Wednesday, October 26, 2016

Tuesday Night Bloggers: Multiple Mask Murders

It so happens that I have fairly recently read two detective novels which revolved round multiple masks. To be quire precise, one, Josephine Bell's Death in Clairvoyance was about six people dressed as clowns in green and white costumes and masks at a fancy dress ball and the other one, Mavis Doriel Hay's The Santa Klaus Murder, was about two (as it turns out) people dressed as the not so jolly fat man in red costume and lots of facial hair.

Josephine Bell is one of the underrated writers of both classic detective stories and thrillers. A physician as well as a prolific author, she co-founded the Crime Writers' Association in 1953 and was later its Chair. A number of her books take place in and around hospitals and one of her series heroes is a medical student, later ever more eminent doctor, David Wintringham, who is the semi-amateur detective in Death in Clairvoyance as well.

It is 1949, the war is slowly receding into memory though there are still mined areas along the coast and, naturally, rationing, and the Wintringham family, David, his wife Jill and their four precocious children are on holiday by the sea when they become involved in the murder of one clown by, it seems, another clown. Seems is the right word since the murder is either sighted ahead or seen as it is happening in another part of the hotel by a clairvoyant. The victim turns out to be the clairvoyant's husband who had introduced distinctly cheating methods into her seances and caused her imprisonment. In the meantime, there are several chapters of people trying to sort out all the different clowns, who they were, when did they collect their costumes and putting the general mayhem into order.

The Wintringham children go off to investigate on their own and very nearly end up dead - the description of them being caught in a cave after an explosion and having to escape is taut and terrifying. There is another murder, an attempted murder, a seance and the criminal is unmasked.

Fascinatingly, the whole question of clairvoyance is treated with seriousness, leaving the reader to decide whether it is real. David and others spend some time thinking about the subject and wondering whether they believe it but it is clear that Odette Hamilton is not a fraud and does, indeed, see certain things. In fact, she is of some help to the investigators. This is rather different from the usual description of seances, for instance in Sayers's Strong Poison or A. E. W. Mason's At the Villa Rosa, both assuming that such practices are fraudulent though the intentions can be good.

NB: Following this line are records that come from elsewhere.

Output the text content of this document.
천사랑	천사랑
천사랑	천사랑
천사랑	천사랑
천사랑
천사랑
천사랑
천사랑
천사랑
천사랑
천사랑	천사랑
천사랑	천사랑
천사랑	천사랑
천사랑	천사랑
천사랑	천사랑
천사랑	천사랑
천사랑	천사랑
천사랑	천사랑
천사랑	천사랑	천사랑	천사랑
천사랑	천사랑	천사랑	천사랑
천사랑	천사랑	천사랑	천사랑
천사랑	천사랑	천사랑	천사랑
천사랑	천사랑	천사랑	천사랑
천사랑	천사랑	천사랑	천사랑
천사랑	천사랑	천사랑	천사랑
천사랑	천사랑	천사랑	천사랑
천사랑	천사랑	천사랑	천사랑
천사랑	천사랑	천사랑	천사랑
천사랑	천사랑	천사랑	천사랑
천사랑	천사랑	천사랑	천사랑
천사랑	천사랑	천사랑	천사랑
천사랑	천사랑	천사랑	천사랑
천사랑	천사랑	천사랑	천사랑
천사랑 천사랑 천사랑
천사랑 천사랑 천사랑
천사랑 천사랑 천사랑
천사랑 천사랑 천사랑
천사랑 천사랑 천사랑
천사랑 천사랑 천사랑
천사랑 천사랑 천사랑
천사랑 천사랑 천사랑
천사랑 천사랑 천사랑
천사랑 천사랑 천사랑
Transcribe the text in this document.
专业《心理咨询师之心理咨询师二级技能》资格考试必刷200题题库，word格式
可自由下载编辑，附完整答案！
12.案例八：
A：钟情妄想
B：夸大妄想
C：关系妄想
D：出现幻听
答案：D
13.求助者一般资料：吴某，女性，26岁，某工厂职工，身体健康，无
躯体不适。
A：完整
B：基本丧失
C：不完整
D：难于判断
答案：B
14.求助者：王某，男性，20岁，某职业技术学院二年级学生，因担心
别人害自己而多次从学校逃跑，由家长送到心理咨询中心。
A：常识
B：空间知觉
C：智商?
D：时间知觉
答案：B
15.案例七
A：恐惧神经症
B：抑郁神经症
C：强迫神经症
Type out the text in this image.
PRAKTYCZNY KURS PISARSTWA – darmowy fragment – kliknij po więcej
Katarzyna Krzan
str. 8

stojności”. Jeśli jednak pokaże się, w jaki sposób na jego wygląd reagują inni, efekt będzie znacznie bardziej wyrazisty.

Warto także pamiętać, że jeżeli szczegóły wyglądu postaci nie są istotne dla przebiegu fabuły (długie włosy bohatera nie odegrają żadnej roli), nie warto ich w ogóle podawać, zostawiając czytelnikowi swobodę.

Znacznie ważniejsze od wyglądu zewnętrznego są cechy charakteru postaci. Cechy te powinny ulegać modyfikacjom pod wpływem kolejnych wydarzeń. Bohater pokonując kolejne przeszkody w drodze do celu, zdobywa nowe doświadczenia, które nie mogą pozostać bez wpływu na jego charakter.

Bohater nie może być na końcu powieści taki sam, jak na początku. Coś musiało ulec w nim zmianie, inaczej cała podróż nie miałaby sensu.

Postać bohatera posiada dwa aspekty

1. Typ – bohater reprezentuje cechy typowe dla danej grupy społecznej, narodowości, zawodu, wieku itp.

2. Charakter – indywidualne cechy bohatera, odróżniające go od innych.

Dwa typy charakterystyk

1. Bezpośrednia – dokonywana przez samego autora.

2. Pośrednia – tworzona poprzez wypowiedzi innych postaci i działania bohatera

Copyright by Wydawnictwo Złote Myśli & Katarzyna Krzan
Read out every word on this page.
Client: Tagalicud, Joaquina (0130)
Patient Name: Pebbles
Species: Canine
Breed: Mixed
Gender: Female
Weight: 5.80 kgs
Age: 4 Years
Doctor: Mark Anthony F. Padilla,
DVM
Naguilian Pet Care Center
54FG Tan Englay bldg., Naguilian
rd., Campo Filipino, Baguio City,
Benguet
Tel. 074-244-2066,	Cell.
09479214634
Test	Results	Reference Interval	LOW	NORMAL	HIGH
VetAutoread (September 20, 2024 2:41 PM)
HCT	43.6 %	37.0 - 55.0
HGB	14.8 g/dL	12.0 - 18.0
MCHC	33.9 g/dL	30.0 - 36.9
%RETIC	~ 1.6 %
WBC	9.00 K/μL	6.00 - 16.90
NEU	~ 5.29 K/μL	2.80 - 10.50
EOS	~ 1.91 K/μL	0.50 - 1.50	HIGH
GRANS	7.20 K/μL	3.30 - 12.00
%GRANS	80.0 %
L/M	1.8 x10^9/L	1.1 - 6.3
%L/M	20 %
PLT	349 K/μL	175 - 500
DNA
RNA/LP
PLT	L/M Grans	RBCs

Mavis Doriel Hay wrote only three detective novels in the thirties and these were forgotten until the British Library decided to reprint them. The Santa Klaus Murder is the last one she wrote (in 1936) and is, in my opinion, the best. They are all very well written (Mavis Doriel Hay was also an early graduate of Oxford, attending St Hilda's College about the same time as Sayers was at Somerville) but the other two have an ai of facetiousness that is absent in this novel, though the descriptions are still amusing.

The plot revolves round a possible new will to be made by a very rich man, a Christmas party with lots of incongruous guests as well as obnoxious children and two Santa Klaus costumes. There is a map, which is quite useful though the various comings and goings in the crucial half an hour are almost impossible to follow, a locked room as well as an impossible murder and a story written quite deliberately from several points of view. All very clever and enjoyable.

Though Santa Klaus does not wear a mask, it is a fair point that the hood, the whiskers, the eyebrows (very important) and the heavy dab of rouge makes it very hard to identify the wearer of the costume. Very hard but not impossible, I am glad to say, though I share the view of many children that there is something sinister about that fat man in red.